Moreover, I very seldom say languages are bad.  I typically say
there's more than one good kind of languges and that if I prefer
one kind, other people can reasonably prefer others.

>|To put it another way, an experienced CL or Scheme programmer would have
>|relatively little trouble transfering his knowledge to Dylan, but going
>|from Lisp to C requires a significant paradigm shift.

>I think Dylan is much closer to Smalltalk, Eiffel, or CLOS than to
>CommonLisp or Scheme, at least as far as "paradigms" go.

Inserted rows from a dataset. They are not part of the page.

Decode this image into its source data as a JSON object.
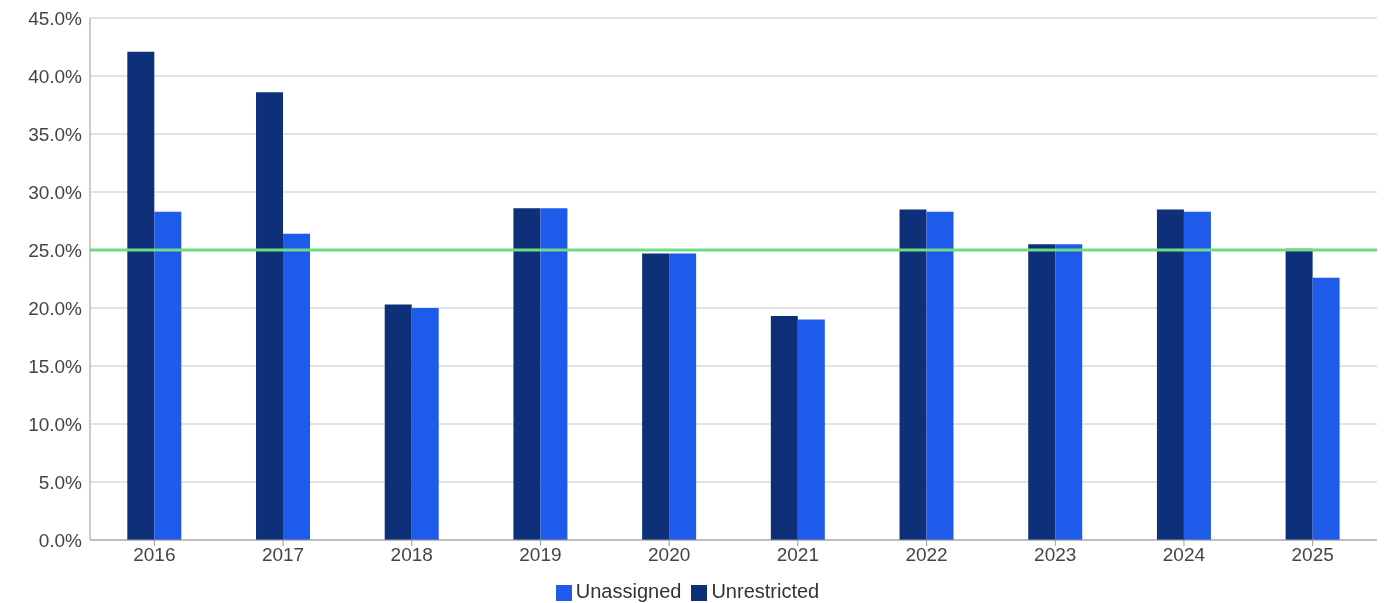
{
  "chart_data": {
    "type": "bar",
    "categories": [
      "2016",
      "2017",
      "2018",
      "2019",
      "2020",
      "2021",
      "2022",
      "2023",
      "2024",
      "2025"
    ],
    "series": [
      {
        "name": "Unrestricted",
        "color": "#0d3078",
        "values": [
          42.1,
          38.6,
          20.3,
          28.6,
          24.7,
          19.3,
          28.5,
          25.5,
          28.5,
          25.1
        ]
      },
      {
        "name": "Unassigned",
        "color": "#1f5bea",
        "values": [
          28.3,
          26.4,
          20.0,
          28.6,
          24.7,
          19.0,
          28.3,
          25.5,
          28.3,
          22.6
        ]
      }
    ],
    "ylim": [
      0,
      45
    ],
    "yticks": [
      {
        "value": 0,
        "label": "0.0%"
      },
      {
        "value": 5,
        "label": "5.0%"
      },
      {
        "value": 10,
        "label": "10.0%"
      },
      {
        "value": 15,
        "label": "15.0%"
      },
      {
        "value": 20,
        "label": "20.0%"
      },
      {
        "value": 25,
        "label": "25.0%"
      },
      {
        "value": 30,
        "label": "30.0%"
      },
      {
        "value": 35,
        "label": "35.0%"
      },
      {
        "value": 40,
        "label": "40.0%"
      },
      {
        "value": 45,
        "label": "45.0%"
      }
    ],
    "ref_lines": [
      {
        "axis": "y",
        "value": 25,
        "color": "#6fdc84"
      }
    ],
    "grid": "y",
    "legend": "bottom"
  }
}
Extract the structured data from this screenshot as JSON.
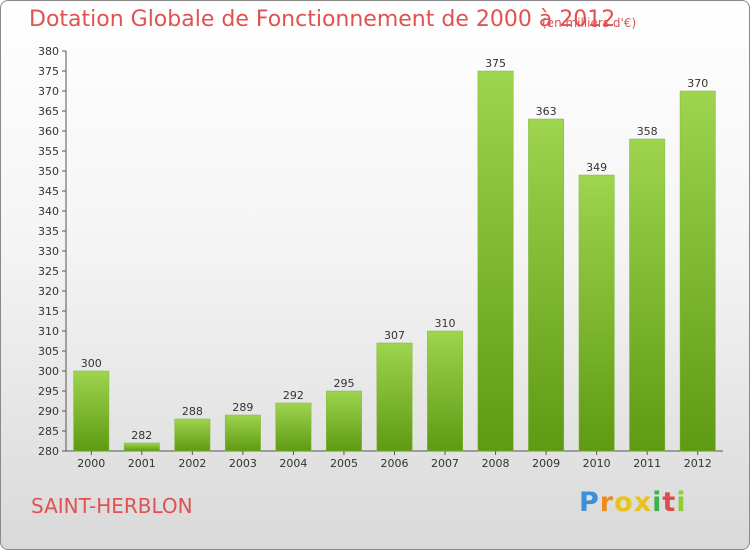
{
  "chart_data": {
    "type": "bar",
    "title": "Dotation Globale de Fonctionnement de 2000 à 2012",
    "subtitle": "(en milliers d'€)",
    "xlabel": "",
    "ylabel": "",
    "categories": [
      "2000",
      "2001",
      "2002",
      "2003",
      "2004",
      "2005",
      "2006",
      "2007",
      "2008",
      "2009",
      "2010",
      "2011",
      "2012"
    ],
    "values": [
      300,
      282,
      288,
      289,
      292,
      295,
      307,
      310,
      375,
      363,
      349,
      358,
      370
    ],
    "data_labels": [
      "300",
      "282",
      "288",
      "289",
      "292",
      "295",
      "307",
      "310",
      "375",
      "363",
      "349",
      "358",
      "370"
    ],
    "ylim": [
      280,
      380
    ],
    "y_ticks": [
      280,
      285,
      290,
      295,
      300,
      305,
      310,
      315,
      320,
      325,
      330,
      335,
      340,
      345,
      350,
      355,
      360,
      365,
      370,
      375,
      380
    ],
    "grid": false,
    "legend": "none",
    "bar_color_top": "#9ed44e",
    "bar_color_bottom": "#5f9a13"
  },
  "commune": "SAINT-HERBLON",
  "logo": {
    "letters": [
      "P",
      "r",
      "o",
      "x",
      "i",
      "t",
      "i"
    ],
    "colors": [
      "#3d8fd6",
      "#f08a1c",
      "#e8c41a",
      "#e8c41a",
      "#3bb24a",
      "#e04a4a",
      "#8fcd3a"
    ]
  }
}
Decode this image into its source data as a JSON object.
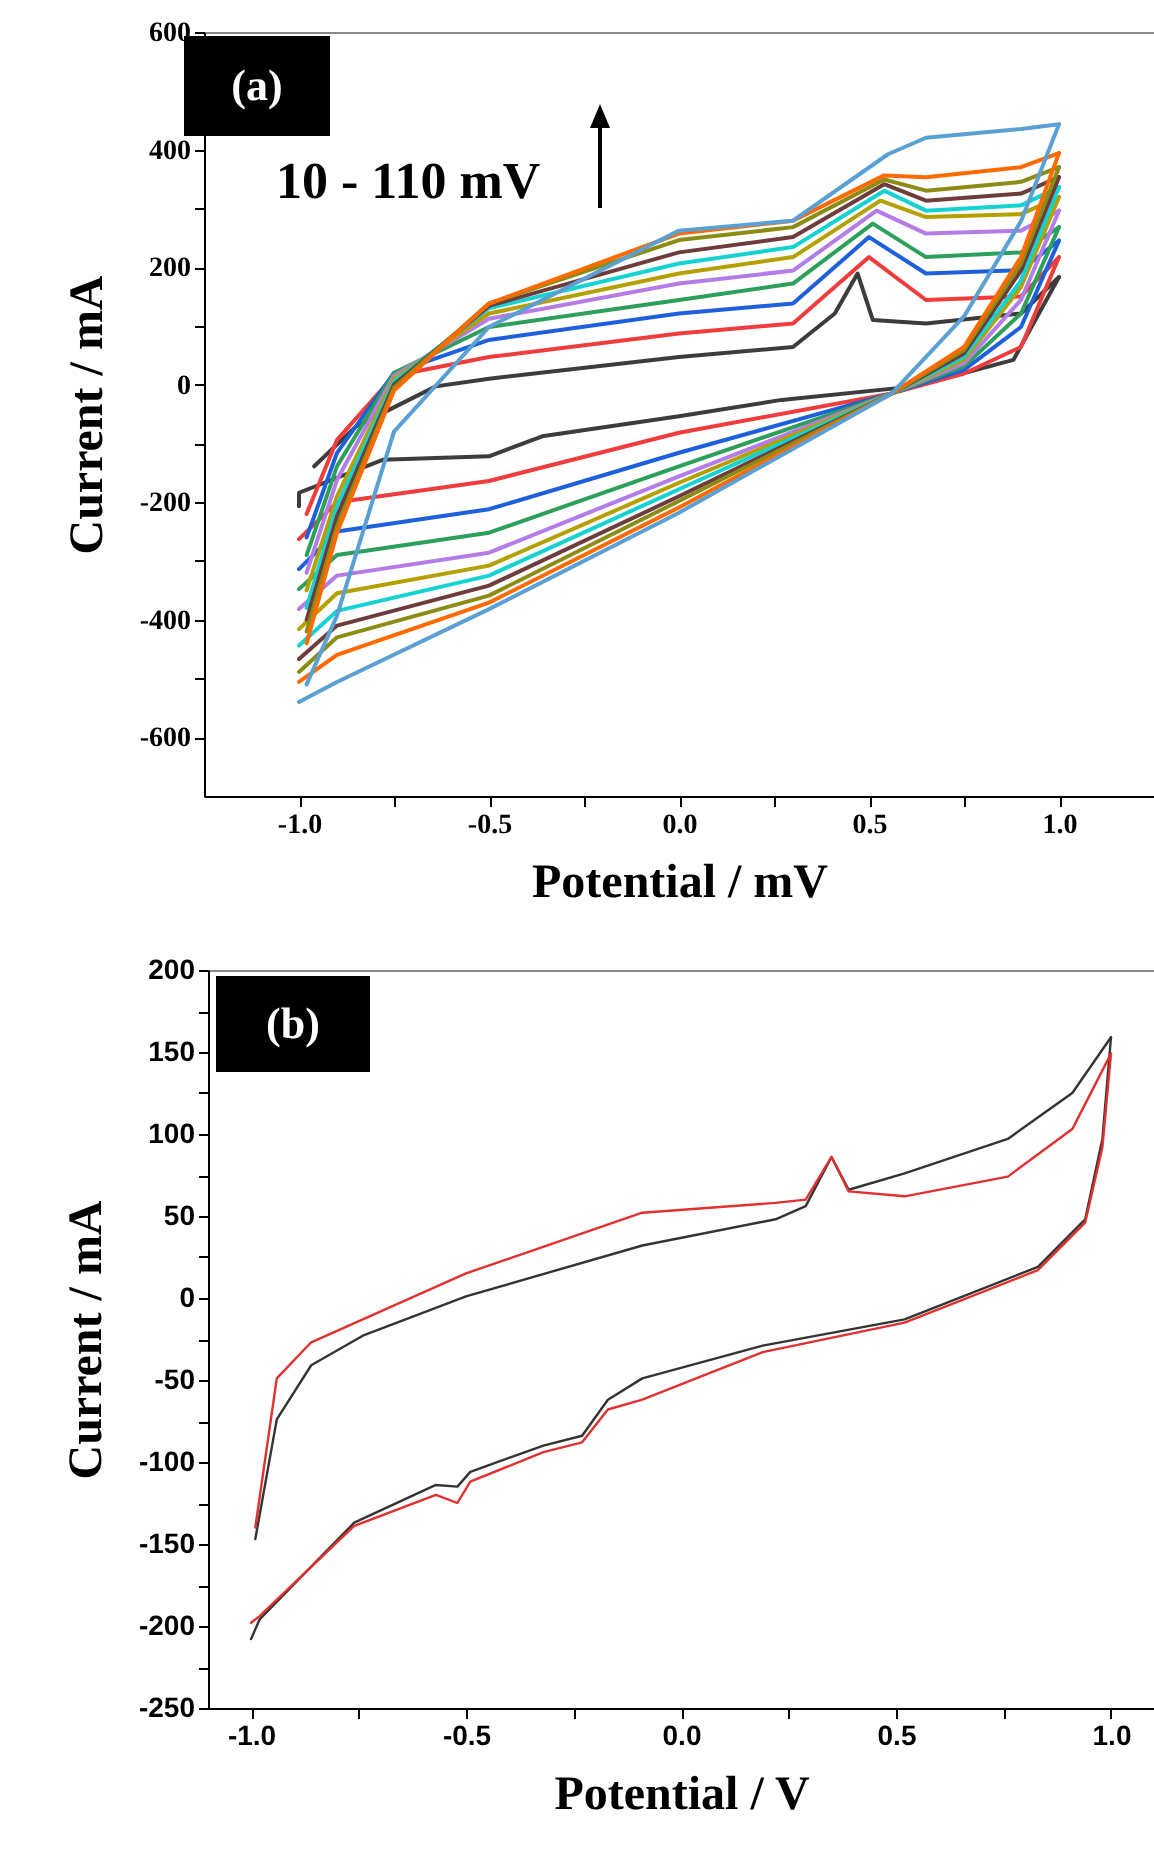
{
  "chart_data": [
    {
      "type": "line",
      "xlabel": "Potential / mV",
      "ylabel": "Current / mA",
      "annotations": [
        "(a)",
        "10 - 110 mV"
      ],
      "xlim": [
        -1.25,
        1.25
      ],
      "xticks": [
        {
          "value": -1,
          "label": "-1.0"
        },
        {
          "value": -0.75,
          "label": null
        },
        {
          "value": -0.5,
          "label": "-0.5"
        },
        {
          "value": -0.25,
          "label": null
        },
        {
          "value": 0,
          "label": "0.0"
        },
        {
          "value": 0.25,
          "label": null
        },
        {
          "value": 0.5,
          "label": "0.5"
        },
        {
          "value": 0.75,
          "label": null
        },
        {
          "value": 1,
          "label": "1.0"
        }
      ],
      "ylim": [
        -700,
        600
      ],
      "yticks": [
        -600,
        {
          "value": -500,
          "label": null
        },
        -400,
        {
          "value": -300,
          "label": null
        },
        -200,
        {
          "value": -100,
          "label": null
        },
        0,
        {
          "value": 100,
          "label": null
        },
        200,
        {
          "value": 300,
          "label": null
        },
        400,
        {
          "value": 500,
          "label": null
        },
        600
      ],
      "series": [
        {
          "color": "#3c3c3c",
          "x": [
            -0.96,
            -0.85,
            -0.64,
            -0.5,
            0,
            0.3,
            0.41,
            0.47,
            0.51,
            0.65,
            0.9,
            1
          ],
          "values": [
            -139,
            -71,
            -3,
            10,
            47,
            64,
            121,
            189,
            110,
            104,
            121,
            183
          ]
        },
        {
          "color": "#3c3c3c",
          "x": [
            -1,
            -1,
            -0.78,
            -0.5,
            -0.36,
            0,
            0.27,
            0.62,
            0.88,
            1
          ],
          "values": [
            -207,
            -184,
            -128,
            -122,
            -88,
            -54,
            -26,
            -3,
            42,
            183
          ]
        },
        {
          "color": "#f03c3c",
          "x": [
            -0.98,
            -0.9,
            -0.75,
            -0.5,
            0,
            0.3,
            0.5,
            0.65,
            0.9,
            1
          ],
          "values": [
            -220,
            -94,
            15,
            47,
            87,
            104,
            217,
            144,
            150,
            217
          ]
        },
        {
          "color": "#f03c3c",
          "x": [
            -1,
            -0.9,
            -0.5,
            0,
            0.56,
            0.75,
            0.9,
            1
          ],
          "values": [
            -263,
            -200,
            -164,
            -82,
            -15,
            19,
            64,
            217
          ]
        },
        {
          "color": "#1e5fdc",
          "x": [
            -0.98,
            -0.9,
            -0.75,
            -0.5,
            0,
            0.3,
            0.5,
            0.65,
            0.9,
            1
          ],
          "values": [
            -260,
            -116,
            20,
            76,
            121,
            138,
            251,
            189,
            195,
            245
          ]
        },
        {
          "color": "#1e5fdc",
          "x": [
            -1,
            -0.9,
            -0.5,
            0,
            0.56,
            0.75,
            0.9,
            1
          ],
          "values": [
            -314,
            -250,
            -212,
            -116,
            -15,
            25,
            98,
            245
          ]
        },
        {
          "color": "#2ca05a",
          "x": [
            -0.98,
            -0.9,
            -0.75,
            -0.5,
            0,
            0.3,
            0.51,
            0.65,
            0.9,
            1
          ],
          "values": [
            -290,
            -139,
            20,
            98,
            144,
            172,
            274,
            217,
            225,
            268
          ]
        },
        {
          "color": "#2ca05a",
          "x": [
            -1,
            -0.9,
            -0.5,
            0,
            0.56,
            0.75,
            0.9,
            1
          ],
          "values": [
            -348,
            -290,
            -252,
            -139,
            -15,
            31,
            121,
            268
          ]
        },
        {
          "color": "#b47ce6",
          "x": [
            -0.98,
            -0.9,
            -0.75,
            -0.5,
            0,
            0.3,
            0.52,
            0.65,
            0.9,
            1
          ],
          "values": [
            -320,
            -162,
            15,
            112,
            172,
            194,
            296,
            257,
            262,
            296
          ]
        },
        {
          "color": "#b47ce6",
          "x": [
            -1,
            -0.9,
            -0.5,
            0,
            0.56,
            0.75,
            0.9,
            1
          ],
          "values": [
            -382,
            -325,
            -286,
            -156,
            -15,
            36,
            144,
            296
          ]
        },
        {
          "color": "#b4a000",
          "x": [
            -0.98,
            -0.9,
            -0.75,
            -0.5,
            0,
            0.3,
            0.53,
            0.65,
            0.9,
            1
          ],
          "values": [
            -350,
            -190,
            10,
            121,
            189,
            217,
            313,
            285,
            290,
            319
          ]
        },
        {
          "color": "#b4a000",
          "x": [
            -1,
            -0.9,
            -0.5,
            0,
            0.56,
            0.75,
            0.9,
            1
          ],
          "values": [
            -416,
            -355,
            -308,
            -167,
            -15,
            42,
            166,
            319
          ]
        },
        {
          "color": "#14d2d2",
          "x": [
            -0.98,
            -0.9,
            -0.75,
            -0.5,
            0,
            0.3,
            0.54,
            0.65,
            0.9,
            1
          ],
          "values": [
            -380,
            -207,
            5,
            130,
            206,
            234,
            330,
            296,
            305,
            336
          ]
        },
        {
          "color": "#14d2d2",
          "x": [
            -1,
            -0.9,
            -0.5,
            0,
            0.56,
            0.75,
            0.9,
            1
          ],
          "values": [
            -444,
            -385,
            -325,
            -178,
            -15,
            47,
            177,
            336
          ]
        },
        {
          "color": "#6e3c3c",
          "x": [
            -0.98,
            -0.9,
            -0.75,
            -0.5,
            0,
            0.3,
            0.54,
            0.65,
            0.9,
            1
          ],
          "values": [
            -400,
            -224,
            0,
            134,
            225,
            251,
            341,
            313,
            325,
            353
          ]
        },
        {
          "color": "#6e3c3c",
          "x": [
            -1,
            -0.9,
            -0.5,
            0,
            0.56,
            0.75,
            0.9,
            1
          ],
          "values": [
            -467,
            -410,
            -342,
            -190,
            -15,
            53,
            194,
            353
          ]
        },
        {
          "color": "#8c8c14",
          "x": [
            -0.98,
            -0.9,
            -0.75,
            -0.5,
            0,
            0.3,
            0.54,
            0.65,
            0.9,
            1
          ],
          "values": [
            -420,
            -241,
            -5,
            138,
            246,
            268,
            349,
            330,
            345,
            370
          ]
        },
        {
          "color": "#8c8c14",
          "x": [
            -1,
            -0.9,
            -0.5,
            0,
            0.56,
            0.75,
            0.9,
            1
          ],
          "values": [
            -489,
            -430,
            -359,
            -198,
            -15,
            59,
            206,
            370
          ]
        },
        {
          "color": "#ff6a00",
          "x": [
            -0.98,
            -0.9,
            -0.75,
            -0.5,
            0,
            0.3,
            0.54,
            0.65,
            0.9,
            1
          ],
          "values": [
            -440,
            -252,
            -10,
            138,
            257,
            279,
            356,
            353,
            370,
            394
          ]
        },
        {
          "color": "#ff6a00",
          "x": [
            -1,
            -0.9,
            -0.5,
            0,
            0.56,
            0.75,
            0.9,
            1
          ],
          "values": [
            -506,
            -460,
            -371,
            -209,
            -15,
            64,
            217,
            394
          ]
        },
        {
          "color": "#5aa0d2",
          "x": [
            -0.98,
            -0.9,
            -0.75,
            -0.5,
            0,
            0.3,
            0.55,
            0.65,
            0.9,
            1
          ],
          "values": [
            -510,
            -393,
            -80,
            98,
            262,
            279,
            392,
            420,
            435,
            443
          ]
        },
        {
          "color": "#5aa0d2",
          "x": [
            -1,
            -0.9,
            -0.5,
            0,
            0.56,
            0.75,
            0.9,
            1
          ],
          "values": [
            -540,
            -506,
            -382,
            -218,
            -15,
            116,
            278,
            443
          ]
        }
      ]
    },
    {
      "type": "line",
      "xlabel": "Potential / V",
      "ylabel": "Current / mA",
      "annotations": [
        "(b)"
      ],
      "xlim": [
        -1.1,
        1.1
      ],
      "xticks": [
        {
          "value": -1,
          "label": "-1.0"
        },
        {
          "value": -0.75,
          "label": null
        },
        {
          "value": -0.5,
          "label": "-0.5"
        },
        {
          "value": -0.25,
          "label": null
        },
        {
          "value": 0,
          "label": "0.0"
        },
        {
          "value": 0.25,
          "label": null
        },
        {
          "value": 0.5,
          "label": "0.5"
        },
        {
          "value": 0.75,
          "label": null
        },
        {
          "value": 1,
          "label": "1.0"
        }
      ],
      "ylim": [
        -250,
        200
      ],
      "yticks": [
        -250,
        {
          "value": -225,
          "label": null
        },
        -200,
        {
          "value": -175,
          "label": null
        },
        -150,
        {
          "value": -125,
          "label": null
        },
        -100,
        {
          "value": -75,
          "label": null
        },
        -50,
        {
          "value": -25,
          "label": null
        },
        0,
        {
          "value": 25,
          "label": null
        },
        50,
        {
          "value": 75,
          "label": null
        },
        100,
        {
          "value": 125,
          "label": null
        },
        150,
        {
          "value": 175,
          "label": null
        },
        200
      ],
      "series": [
        {
          "color": "#333333",
          "x": [
            -0.99,
            -0.94,
            -0.86,
            -0.74,
            -0.5,
            -0.09,
            0.22,
            0.29,
            0.35,
            0.39,
            0.52,
            0.76,
            0.91,
            1
          ],
          "values": [
            -147,
            -74,
            -41,
            -23,
            1,
            32,
            48,
            56,
            86,
            66,
            76,
            97,
            125,
            159
          ]
        },
        {
          "color": "#333333",
          "x": [
            -1,
            -0.98,
            -0.76,
            -0.57,
            -0.52,
            -0.49,
            -0.32,
            -0.23,
            -0.17,
            -0.09,
            0.19,
            0.52,
            0.83,
            0.94,
            0.98,
            1
          ],
          "values": [
            -208,
            -196,
            -137,
            -114,
            -115,
            -106,
            -90,
            -84,
            -62,
            -49,
            -29,
            -13,
            19,
            48,
            97,
            159
          ]
        },
        {
          "color": "#e03030",
          "x": [
            -0.99,
            -0.94,
            -0.86,
            -0.74,
            -0.5,
            -0.09,
            0.22,
            0.29,
            0.35,
            0.39,
            0.52,
            0.76,
            0.91,
            1
          ],
          "values": [
            -140,
            -49,
            -27,
            -13,
            15,
            52,
            58,
            60,
            86,
            65,
            62,
            74,
            103,
            149
          ]
        },
        {
          "color": "#e03030",
          "x": [
            -1,
            -0.98,
            -0.76,
            -0.57,
            -0.52,
            -0.49,
            -0.32,
            -0.23,
            -0.17,
            -0.09,
            0.19,
            0.52,
            0.83,
            0.94,
            0.98,
            1
          ],
          "values": [
            -198,
            -194,
            -139,
            -120,
            -125,
            -112,
            -94,
            -88,
            -68,
            -62,
            -33,
            -15,
            17,
            46,
            92,
            149
          ]
        }
      ]
    }
  ]
}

CLOS is part of Common Lisp, not a separate language, even though
people sometimes speak as if it were otherwise.  But in case someone
insists on disputing this, TELOS in EuLisp and the explicit OOP
support in ISLisp (the possible ISO standard) are not late additions
(as CLOS was).

You will note that when I list the Lisps Dylan is similar to, it's
EuLisp, ISLisp, and Scheme + a subset of CLOS.

>As far as I can tell, Dylan is going to have a different syntax, a
>different "vocabulary" (function names), a different type system
>(dynamic and static), a different paradigm (object-oriented vs.
>functional, higher-order, or procedural), and a different user
>community from Scheme or Lisp.  I think its relationship to Lisp is
>well covered by its name "a Dynamic (object-oriented) Language"--it's
>no more and no less.

You persist in speaking of Lisp as if it were some particular language,
presumably one predating object-oritented Lisps such as EuLisp and
Dylan.  But this is wrong.  If Lisp is any one thing, it's a family
of languages; and Lisp has always evolved to encompass new ways of
doing things such as object-oriented programming.  People who dislike
Lisp may wish this weren't so, and often talk as if it weren't,
but they are wrong, and wanting something doesn't make it so.